Frequently asked questions

Can I use Zoom's JWT authentication instead of Server-to-Server OAuth?

No — Zoom deprecated JWT app authentication in September 2023. JWT tokens no longer work. The correct replacement is Server-to-Server OAuth, which uses an Account ID, Client ID, and Client Secret to mint short-lived Bearer tokens. All new Zoom integrations must use Server-to-Server OAuth or user-level OAuth, depending on the use case.

Does FlutterFlow need to display the Zoom meeting inside the app, or just share the link?

The simplest and most reliable approach is to display the join_url as a tappable link or button that opens the Zoom app (or Zoom web) on the user's device. Embedding a Zoom meeting directly inside a FlutterFlow app requires a Custom Widget using Zoom's native iOS/Android SDK, which is a significantly more complex integration involving platform-level code. For most use cases, sharing the join link is sufficient and far easier to maintain.

How do I let individual users connect their own Zoom accounts (not just the admin account)?

Server-to-Server OAuth is for creating meetings on behalf of the account that registered the app — ideal for SaaS apps where your business hosts meetings. If individual users need to create meetings in their own personal Zoom accounts, you need user-level OAuth (a different Zoom app type), which requires users to authenticate with their Zoom credentials. This is a more complex flow involving the `authorization_code` grant type and per-user token storage in Firestore, similar to the Yahoo Mail OAuth pattern.

Is there a limit to how many Zoom meetings I can create via the API?

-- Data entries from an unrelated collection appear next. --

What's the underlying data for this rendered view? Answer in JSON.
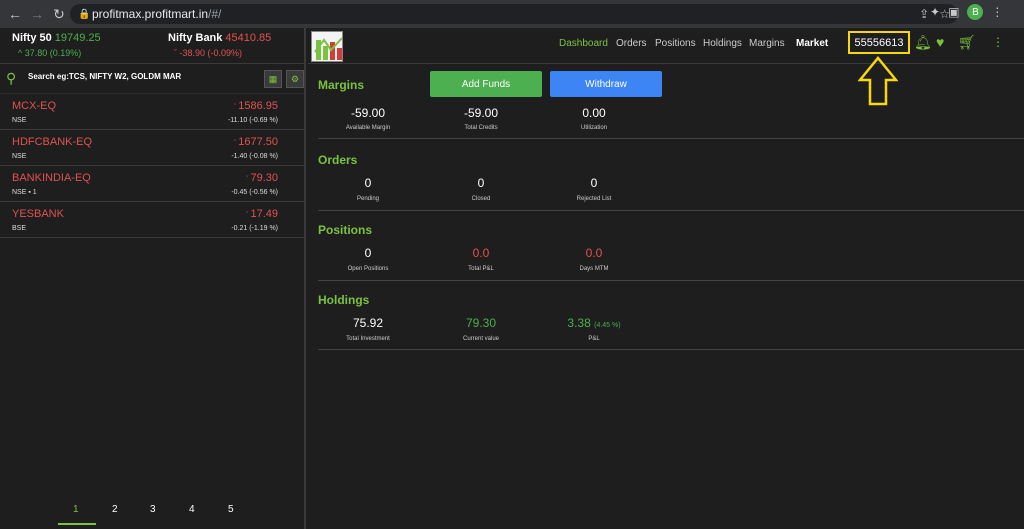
{
  "browser": {
    "url_host": "profitmax.profitmart.in",
    "url_path": "/#/",
    "profile_initial": "B"
  },
  "indices": [
    {
      "name": "Nifty 50",
      "value": "19749.25",
      "change": "37.80 (0.19%)",
      "direction": "up"
    },
    {
      "name": "Nifty Bank",
      "value": "45410.85",
      "change": "-38.90 (-0.09%)",
      "direction": "down"
    }
  ],
  "search": {
    "placeholder": "Search eg:TCS, NIFTY W2, GOLDM MAR"
  },
  "watchlist": [
    {
      "symbol": "MCX-EQ",
      "price": "1586.95",
      "exchange": "NSE",
      "change": "-11.10 (-0.69 %)"
    },
    {
      "symbol": "HDFCBANK-EQ",
      "price": "1677.50",
      "exchange": "NSE",
      "change": "-1.40 (-0.08 %)"
    },
    {
      "symbol": "BANKINDIA-EQ",
      "price": "79.30",
      "exchange": "NSE",
      "holding_count": "1",
      "change": "-0.45 (-0.56 %)"
    },
    {
      "symbol": "YESBANK",
      "price": "17.49",
      "exchange": "BSE",
      "change": "-0.21 (-1.19 %)"
    }
  ],
  "pagination": [
    "1",
    "2",
    "3",
    "4",
    "5"
  ],
  "nav": {
    "dashboard": "Dashboard",
    "orders": "Orders",
    "positions": "Positions",
    "holdings": "Holdings",
    "margins": "Margins",
    "market": "Market"
  },
  "account_id": "55556613",
  "margins": {
    "title": "Margins",
    "add_funds": "Add Funds",
    "withdraw": "Withdraw",
    "available_margin": {
      "value": "-59.00",
      "label": "Available Margin"
    },
    "total_credits": {
      "value": "-59.00",
      "label": "Total Credits"
    },
    "utilization": {
      "value": "0.00",
      "label": "Utilization"
    }
  },
  "orders": {
    "title": "Orders",
    "pending": {
      "value": "0",
      "label": "Pending"
    },
    "closed": {
      "value": "0",
      "label": "Closed"
    },
    "rejected": {
      "value": "0",
      "label": "Rejected List"
    }
  },
  "positions": {
    "title": "Positions",
    "open": {
      "value": "0",
      "label": "Open Positions"
    },
    "total_pnl": {
      "value": "0.0",
      "label": "Total P&L"
    },
    "days_mtm": {
      "value": "0.0",
      "label": "Days MTM"
    }
  },
  "holdings": {
    "title": "Holdings",
    "investment": {
      "value": "75.92",
      "label": "Total Investment"
    },
    "current": {
      "value": "79.30",
      "label": "Current value"
    },
    "pnl": {
      "value": "3.38",
      "percent": "(4.45 %)",
      "label": "P&L"
    }
  },
  "colors": {
    "accent": "#7cc241",
    "negative": "#e05252",
    "positive": "#4caf50",
    "highlight": "#f5d90a"
  }
}
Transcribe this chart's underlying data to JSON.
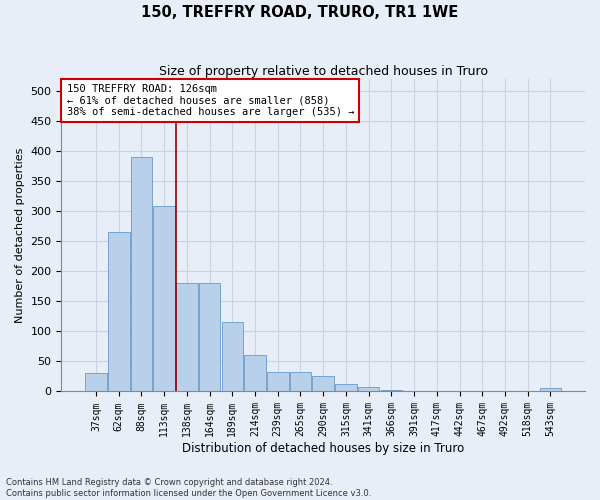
{
  "title": "150, TREFFRY ROAD, TRURO, TR1 1WE",
  "subtitle": "Size of property relative to detached houses in Truro",
  "xlabel": "Distribution of detached houses by size in Truro",
  "ylabel": "Number of detached properties",
  "footer_line1": "Contains HM Land Registry data © Crown copyright and database right 2024.",
  "footer_line2": "Contains public sector information licensed under the Open Government Licence v3.0.",
  "categories": [
    "37sqm",
    "62sqm",
    "88sqm",
    "113sqm",
    "138sqm",
    "164sqm",
    "189sqm",
    "214sqm",
    "239sqm",
    "265sqm",
    "290sqm",
    "315sqm",
    "341sqm",
    "366sqm",
    "391sqm",
    "417sqm",
    "442sqm",
    "467sqm",
    "492sqm",
    "518sqm",
    "543sqm"
  ],
  "values": [
    30,
    265,
    390,
    308,
    180,
    180,
    115,
    60,
    32,
    32,
    25,
    13,
    7,
    2,
    1,
    1,
    1,
    1,
    1,
    1,
    5
  ],
  "bar_color": "#b8d0ea",
  "bar_edge_color": "#6699cc",
  "annotation_title": "150 TREFFRY ROAD: 126sqm",
  "annotation_line1": "← 61% of detached houses are smaller (858)",
  "annotation_line2": "38% of semi-detached houses are larger (535) →",
  "annotation_box_color": "#ffffff",
  "annotation_box_edge": "#cc0000",
  "vline_color": "#990000",
  "ylim": [
    0,
    520
  ],
  "yticks": [
    0,
    50,
    100,
    150,
    200,
    250,
    300,
    350,
    400,
    450,
    500
  ],
  "grid_color": "#c8d4e4",
  "bg_color": "#e8eef8"
}
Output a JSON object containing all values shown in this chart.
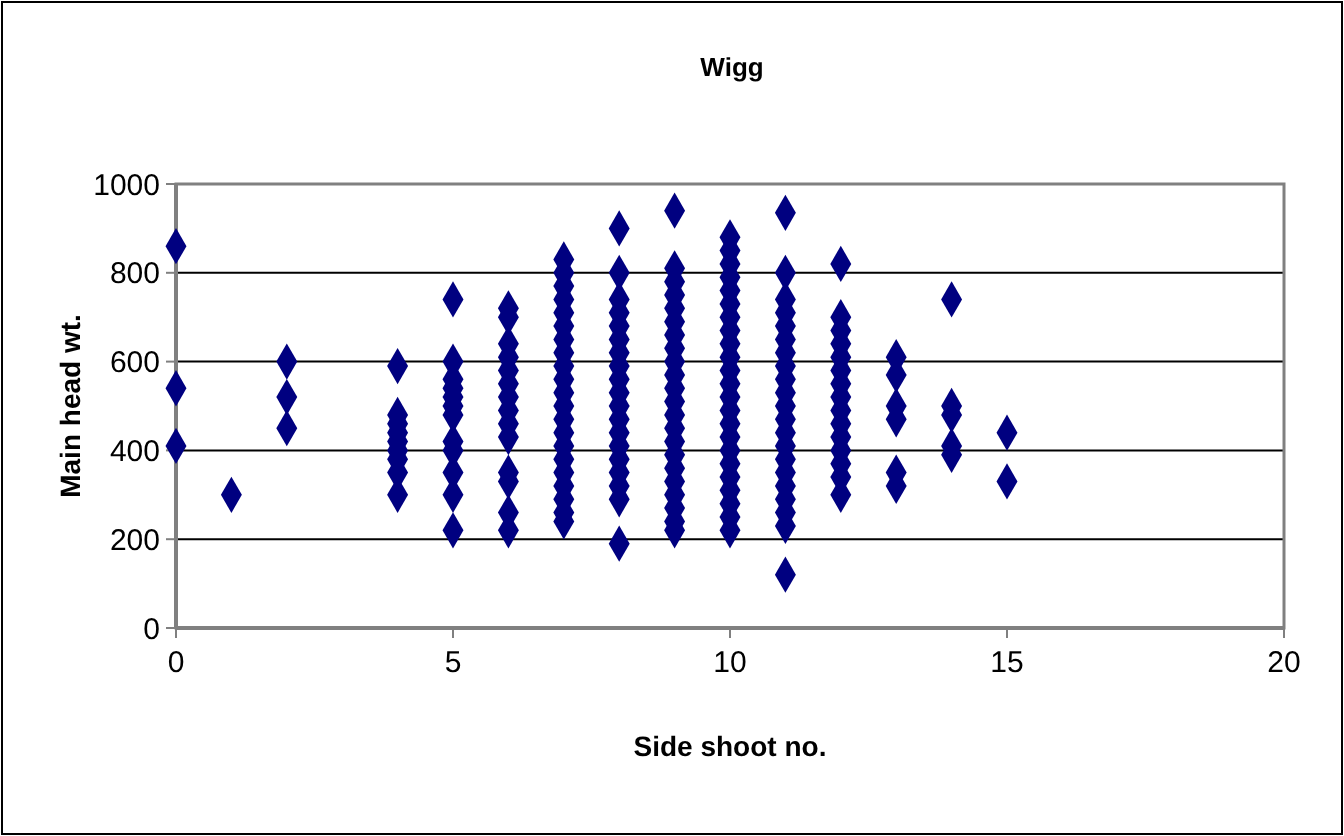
{
  "chart_data": {
    "type": "scatter",
    "title": "Wigg",
    "xlabel": "Side shoot no.",
    "ylabel": "Main head wt.",
    "xlim": [
      0,
      20
    ],
    "xticks": [
      0,
      5,
      10,
      15,
      20
    ],
    "ylim": [
      0,
      1000
    ],
    "yticks": [
      0,
      200,
      400,
      600,
      800,
      1000
    ],
    "grid": "y",
    "marker": "diamond",
    "series": [
      {
        "color": "#000080",
        "x": [
          0,
          0,
          0,
          1,
          2,
          2,
          2,
          4,
          4,
          4,
          4,
          4,
          4,
          4,
          4,
          4,
          5,
          5,
          5,
          5,
          5,
          5,
          5,
          5,
          5,
          5,
          5,
          5,
          6,
          6,
          6,
          6,
          6,
          6,
          6,
          6,
          6,
          6,
          6,
          6,
          6,
          6,
          7,
          7,
          7,
          7,
          7,
          7,
          7,
          7,
          7,
          7,
          7,
          7,
          7,
          7,
          7,
          7,
          7,
          7,
          7,
          7,
          7,
          8,
          8,
          8,
          8,
          8,
          8,
          8,
          8,
          8,
          8,
          8,
          8,
          8,
          8,
          8,
          8,
          8,
          8,
          8,
          9,
          9,
          9,
          9,
          9,
          9,
          9,
          9,
          9,
          9,
          9,
          9,
          9,
          9,
          9,
          9,
          9,
          9,
          9,
          9,
          9,
          9,
          10,
          10,
          10,
          10,
          10,
          10,
          10,
          10,
          10,
          10,
          10,
          10,
          10,
          10,
          10,
          10,
          10,
          10,
          10,
          10,
          10,
          10,
          10,
          11,
          11,
          11,
          11,
          11,
          11,
          11,
          11,
          11,
          11,
          11,
          11,
          11,
          11,
          11,
          11,
          11,
          11,
          11,
          11,
          11,
          12,
          12,
          12,
          12,
          12,
          12,
          12,
          12,
          12,
          12,
          12,
          12,
          12,
          12,
          12,
          13,
          13,
          13,
          13,
          13,
          13,
          14,
          14,
          14,
          14,
          14,
          15,
          15
        ],
        "values": [
          860,
          540,
          410,
          300,
          600,
          520,
          450,
          590,
          480,
          460,
          440,
          420,
          400,
          380,
          350,
          300,
          740,
          600,
          560,
          540,
          520,
          500,
          480,
          420,
          400,
          350,
          300,
          220,
          720,
          700,
          640,
          610,
          580,
          550,
          520,
          490,
          460,
          430,
          350,
          330,
          260,
          220,
          830,
          800,
          770,
          740,
          710,
          680,
          650,
          620,
          590,
          560,
          530,
          500,
          470,
          440,
          410,
          380,
          350,
          320,
          290,
          260,
          240,
          900,
          800,
          740,
          710,
          680,
          650,
          620,
          590,
          560,
          530,
          500,
          470,
          440,
          410,
          380,
          350,
          320,
          290,
          190,
          940,
          810,
          780,
          750,
          720,
          690,
          660,
          630,
          600,
          570,
          540,
          510,
          480,
          450,
          420,
          390,
          360,
          330,
          300,
          270,
          240,
          220,
          880,
          850,
          820,
          790,
          760,
          730,
          700,
          670,
          640,
          610,
          580,
          550,
          520,
          490,
          460,
          430,
          400,
          370,
          340,
          310,
          280,
          250,
          220,
          935,
          800,
          740,
          710,
          680,
          650,
          620,
          590,
          560,
          530,
          500,
          470,
          440,
          410,
          380,
          350,
          320,
          290,
          260,
          230,
          120,
          820,
          700,
          670,
          640,
          610,
          580,
          550,
          520,
          490,
          460,
          430,
          400,
          370,
          340,
          300,
          610,
          570,
          500,
          470,
          350,
          320,
          740,
          500,
          480,
          410,
          390,
          440,
          330
        ]
      }
    ]
  }
}
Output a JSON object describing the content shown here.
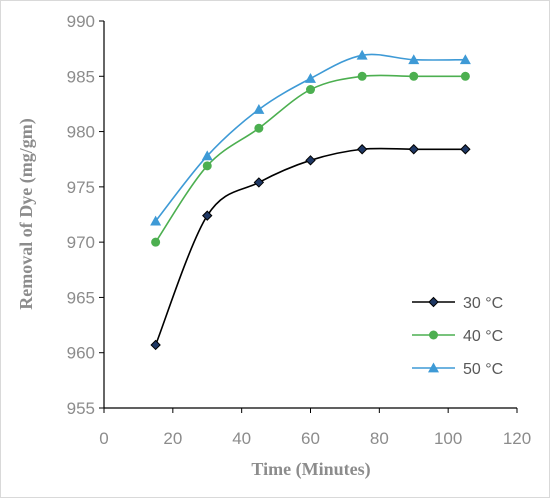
{
  "chart_data": {
    "type": "line",
    "xlabel": "Time (Minutes)",
    "ylabel": "Removal of Dye (mg/gm)",
    "xlim": [
      0,
      120
    ],
    "ylim": [
      955,
      990
    ],
    "xticks": [
      0,
      20,
      40,
      60,
      80,
      100,
      120
    ],
    "yticks": [
      955,
      960,
      965,
      970,
      975,
      980,
      985,
      990
    ],
    "grid": false,
    "smooth": true,
    "legend_position": "bottom-right",
    "series": [
      {
        "name": "30 °C",
        "color": "#000000",
        "marker": "diamond",
        "marker_fill": "#1f3864",
        "x": [
          15,
          30,
          45,
          60,
          75,
          90,
          105
        ],
        "y": [
          960.7,
          972.4,
          975.4,
          977.4,
          978.4,
          978.4,
          978.4
        ]
      },
      {
        "name": "40 °C",
        "color": "#4caf50",
        "marker": "circle",
        "marker_fill": "#4caf50",
        "x": [
          15,
          30,
          45,
          60,
          75,
          90,
          105
        ],
        "y": [
          970.0,
          976.9,
          980.3,
          983.8,
          985.0,
          985.0,
          985.0
        ]
      },
      {
        "name": "50 °C",
        "color": "#3e9ad6",
        "marker": "triangle",
        "marker_fill": "#3e9ad6",
        "x": [
          15,
          30,
          45,
          60,
          75,
          90,
          105
        ],
        "y": [
          971.9,
          977.8,
          982.0,
          984.8,
          986.9,
          986.5,
          986.5
        ]
      }
    ]
  }
}
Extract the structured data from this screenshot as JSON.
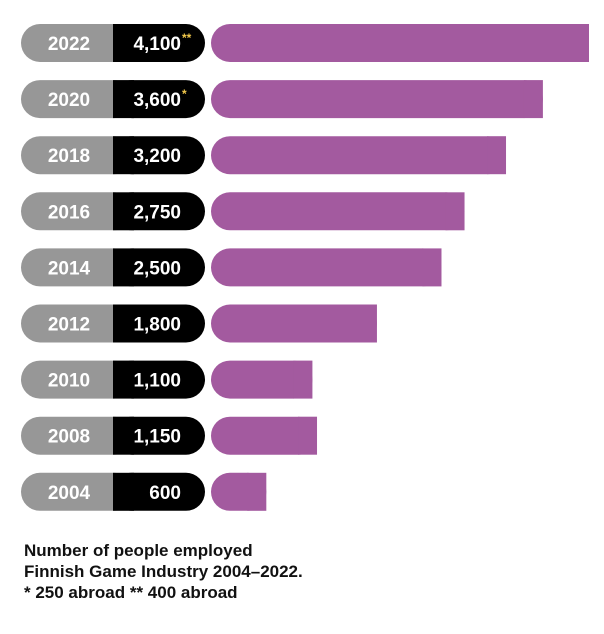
{
  "chart_data": {
    "type": "bar",
    "orientation": "horizontal",
    "categories": [
      "2022",
      "2020",
      "2018",
      "2016",
      "2014",
      "2012",
      "2010",
      "2008",
      "2004"
    ],
    "values": [
      4100,
      3600,
      3200,
      2750,
      2500,
      1800,
      1100,
      1150,
      600
    ],
    "value_labels": [
      "4,100",
      "3,600",
      "3,200",
      "2,750",
      "2,500",
      "1,800",
      "1,100",
      "1,150",
      "600"
    ],
    "value_marks": [
      "**",
      "*",
      "",
      "",
      "",
      "",
      "",
      "",
      ""
    ],
    "colors": {
      "bar": "#a35a9f",
      "year_pill": "#979797",
      "value_pill": "#000000",
      "mark": "#f2c94c"
    },
    "caption": [
      "Number of people employed",
      "Finnish Game Industry 2004–2022.",
      "* 250 abroad  ** 400 abroad"
    ]
  }
}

Zoom's API rate limits are approximately 100 requests per second at the account level. Meeting creation limits depend on your Zoom plan — free accounts can host one meeting at a time, while paid plans support concurrent meetings. The API itself does not add additional creation limits beyond what the account plan supports. Check your Zoom plan's concurrent meeting limit if you expect high-volume meeting creation.

Can I get real-time attendance data during an active Zoom meeting?

No — Zoom does not provide real-time attendance data through the REST API during a live meeting. The participant report endpoint (`/report/meetings/{id}/participants`) only populates 30–60 minutes after the meeting ends. For real-time participant counts, Zoom offers a Webhooks subscription (which your Cloud Function can receive and write to Firestore), but this is a separate, more complex setup.